Elle a à la même date, communiqué à son contradicteur une pièce n°13 consistant en une provision sur honoraires adressée à son client à l’appui de sa demande sur le fondement de l’article 700 du code de procédure civile, dont la Caisse a pu prendre connaissance utilement, étant observé que les douze premières pièces lui avaient été communiquées plusieurs mois auparavant.
L’intimée demande à la cour d’écarter des débats les treize pièces adverses et les conclusions notifiées la veille de l’audience en faisant valoir une violation à son détriment du principe de la contradiction.
Or, compte tenu de la nature même des ajouts apportés au jeu de conclusions litigieux, la Caisse était en mesure de présenter oralement lors des débats ses éventuelles observations en réplique, de sorte qu’il ne sera pas fait droit à sa demande à ce titre.
Il ne sera pas davantage fait droit à sa demande relativement aux pièces adverses dès lors d’une part qu’elle a eu communication des douze premières en septembre 2024 et a disposé d’un temps suffisant pour en prendre connaissance et présenter les observations en défense qu’elles rendaient nécessaires et d’autre part que la pièce n°13 communiquée la veille de l’audience n’appelait aucune observation particulière, s’agissant d’une provision sur honoraires étayant la demande d’indemnité de procédure de son contradicteur, antérieurement formulée.
Dans ces conditions, il ne sera pas fait droit aux demandes de la Caisse à ce titre, dès lors qu’elle a pu, dans le respect du contradictoire, répliquer oralement à l’audience aux ajouts apportés à la marge aux précédents écrits de la société [3].
II- Sur la recevabilité de l’appel
A l’appui de sa fin de non recevoir, la Caisse fait valoir au visa de l’article 538 du code de procédure civile que la société [3] a eu notification du jugement querellé le 18 avril 2024, de sorte qu’elle disposait d’un délai expirant le mardi 21 mai 2024 (le lundi 20 étant férié) pour former appel. Elle en déduit que son appel formalisé le 27 mai 2024 est irrecevable comme étant tardif.
Il ressort en réalité des pièces du dossier que la notification du jugement querellé réalisée le 18 avril 2024 par le greffier du pôle social a été réceptionnée par la société [3] le 23 avril 2024, comme en atteste l’accusé de réception signé le destinataire.
Conformément aux dispositions des articles 641 et 642 du code de procédure civile, la société [3] disposait par conséquent d’un délai d’un mois expirant le jeudi 23 mai 2024, jour ouvré, de sorte que sa déclaration d’appel transmise sous pli recommandé expédié le 27 mai 2024 est tardive.
Il s’ensuit que le fin de non recevoir soulevée par la Caisse doit être accueillie et l’appel de la société [3] déclaré irrecevable.
III- Sur les demandes accessoires
Eu égard à l’issue du litige, la société [3] supportera les dépens d’appel, sera déboutée de sa demande d’indemnité de procédure d’appel et condamnée à verser à la Caisse la somme de 500 euros au titre des frais irrépétibles qu’elle a été contrainte d’exposer à hauteur de cour.
PAR CES MOTIFS
La cour, chambre sociale, statuant par arrêt contradictoire mis à disposition au greffe, après débats en audience publique et après en avoir délibéré,
DEBOUTE la Caisse primaire d’assurance maladie du Territoire de [Localité 2] de sa demande tendant à ce que soient écartées des débats les conclusions adverses communiquées le 3 avril 2025 et les treize pièces adverses.

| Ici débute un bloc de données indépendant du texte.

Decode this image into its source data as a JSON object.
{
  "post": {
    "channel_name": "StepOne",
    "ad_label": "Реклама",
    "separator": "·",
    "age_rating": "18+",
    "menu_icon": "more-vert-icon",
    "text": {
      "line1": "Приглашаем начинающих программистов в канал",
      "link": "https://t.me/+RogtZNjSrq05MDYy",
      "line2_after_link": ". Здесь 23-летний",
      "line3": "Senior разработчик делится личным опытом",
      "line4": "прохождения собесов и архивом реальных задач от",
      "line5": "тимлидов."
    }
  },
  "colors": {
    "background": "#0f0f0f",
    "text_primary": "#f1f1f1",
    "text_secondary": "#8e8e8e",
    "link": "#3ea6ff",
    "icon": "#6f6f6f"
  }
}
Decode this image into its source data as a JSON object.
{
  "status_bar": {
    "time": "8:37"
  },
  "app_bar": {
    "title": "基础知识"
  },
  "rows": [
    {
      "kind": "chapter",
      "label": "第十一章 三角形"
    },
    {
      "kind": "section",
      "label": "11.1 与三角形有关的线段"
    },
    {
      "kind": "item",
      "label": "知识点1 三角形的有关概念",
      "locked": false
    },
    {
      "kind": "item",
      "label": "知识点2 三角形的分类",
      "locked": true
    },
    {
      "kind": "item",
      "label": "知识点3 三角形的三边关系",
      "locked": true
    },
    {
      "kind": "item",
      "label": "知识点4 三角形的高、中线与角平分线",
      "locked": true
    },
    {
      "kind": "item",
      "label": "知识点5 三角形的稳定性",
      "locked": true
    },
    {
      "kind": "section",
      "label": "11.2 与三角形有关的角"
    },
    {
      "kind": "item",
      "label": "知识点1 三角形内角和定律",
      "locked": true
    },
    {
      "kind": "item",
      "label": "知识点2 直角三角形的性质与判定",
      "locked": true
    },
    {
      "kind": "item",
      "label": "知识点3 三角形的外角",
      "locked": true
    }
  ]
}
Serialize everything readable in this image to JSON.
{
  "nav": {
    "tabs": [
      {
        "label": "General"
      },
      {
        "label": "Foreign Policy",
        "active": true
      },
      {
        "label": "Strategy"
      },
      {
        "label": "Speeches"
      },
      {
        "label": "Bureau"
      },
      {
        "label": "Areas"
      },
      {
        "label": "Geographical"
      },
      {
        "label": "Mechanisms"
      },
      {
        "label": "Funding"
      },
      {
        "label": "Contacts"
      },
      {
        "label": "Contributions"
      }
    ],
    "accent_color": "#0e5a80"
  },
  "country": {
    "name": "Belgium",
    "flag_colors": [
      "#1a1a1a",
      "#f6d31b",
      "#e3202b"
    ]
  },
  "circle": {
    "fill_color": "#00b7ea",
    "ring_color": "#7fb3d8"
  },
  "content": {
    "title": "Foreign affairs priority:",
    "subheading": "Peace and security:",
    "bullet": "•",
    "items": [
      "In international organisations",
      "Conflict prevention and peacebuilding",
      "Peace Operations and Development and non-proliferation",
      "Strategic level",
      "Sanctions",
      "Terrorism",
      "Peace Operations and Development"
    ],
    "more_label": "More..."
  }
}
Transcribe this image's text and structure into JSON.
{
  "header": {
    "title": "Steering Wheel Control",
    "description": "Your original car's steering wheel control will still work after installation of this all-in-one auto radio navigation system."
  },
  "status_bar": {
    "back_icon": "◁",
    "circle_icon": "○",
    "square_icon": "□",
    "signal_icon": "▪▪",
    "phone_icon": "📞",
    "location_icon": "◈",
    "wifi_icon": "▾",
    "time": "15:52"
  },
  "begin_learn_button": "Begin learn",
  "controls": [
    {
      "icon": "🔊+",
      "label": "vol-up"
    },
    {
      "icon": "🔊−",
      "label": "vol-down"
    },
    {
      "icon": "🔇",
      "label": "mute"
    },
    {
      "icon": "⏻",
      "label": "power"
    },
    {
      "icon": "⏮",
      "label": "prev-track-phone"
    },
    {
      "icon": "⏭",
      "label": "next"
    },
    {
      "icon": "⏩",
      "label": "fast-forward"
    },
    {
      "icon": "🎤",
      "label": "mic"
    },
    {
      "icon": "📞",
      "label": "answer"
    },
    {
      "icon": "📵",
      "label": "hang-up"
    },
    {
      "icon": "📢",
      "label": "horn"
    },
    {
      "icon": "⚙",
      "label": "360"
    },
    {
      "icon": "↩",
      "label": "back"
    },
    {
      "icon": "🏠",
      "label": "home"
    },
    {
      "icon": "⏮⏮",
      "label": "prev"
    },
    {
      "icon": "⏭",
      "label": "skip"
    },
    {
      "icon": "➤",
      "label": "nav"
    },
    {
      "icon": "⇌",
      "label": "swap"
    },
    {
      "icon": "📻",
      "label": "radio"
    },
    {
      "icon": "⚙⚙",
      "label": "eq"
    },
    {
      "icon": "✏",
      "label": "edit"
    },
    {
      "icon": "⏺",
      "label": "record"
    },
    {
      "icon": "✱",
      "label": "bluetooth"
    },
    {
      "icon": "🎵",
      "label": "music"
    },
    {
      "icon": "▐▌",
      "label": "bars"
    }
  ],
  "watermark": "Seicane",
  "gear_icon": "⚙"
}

DECLARE irrecevable l’appel formé par la SARL [3].
DEBOUTE la SARL [3] de sa demande au titre des frais irrépétibles exposés en appel.
CONDAMNE la SARL [3] à verser à la Caisse primaire d’assurance maladie du Territoire de [Localité 2] la somme de 500 euros au titre des frais irrépétibles exposés à hauteur de cour.
CONDAMNE la SARL [3] aux dépens d’appel.
Ledit arrêt a été rendu par mise à disposition au greffe le seize mai deux mille vingt cinq et signé par Christophe ESTEVE, Président de chambre, et Mme MERSON GREDLER, Greffière.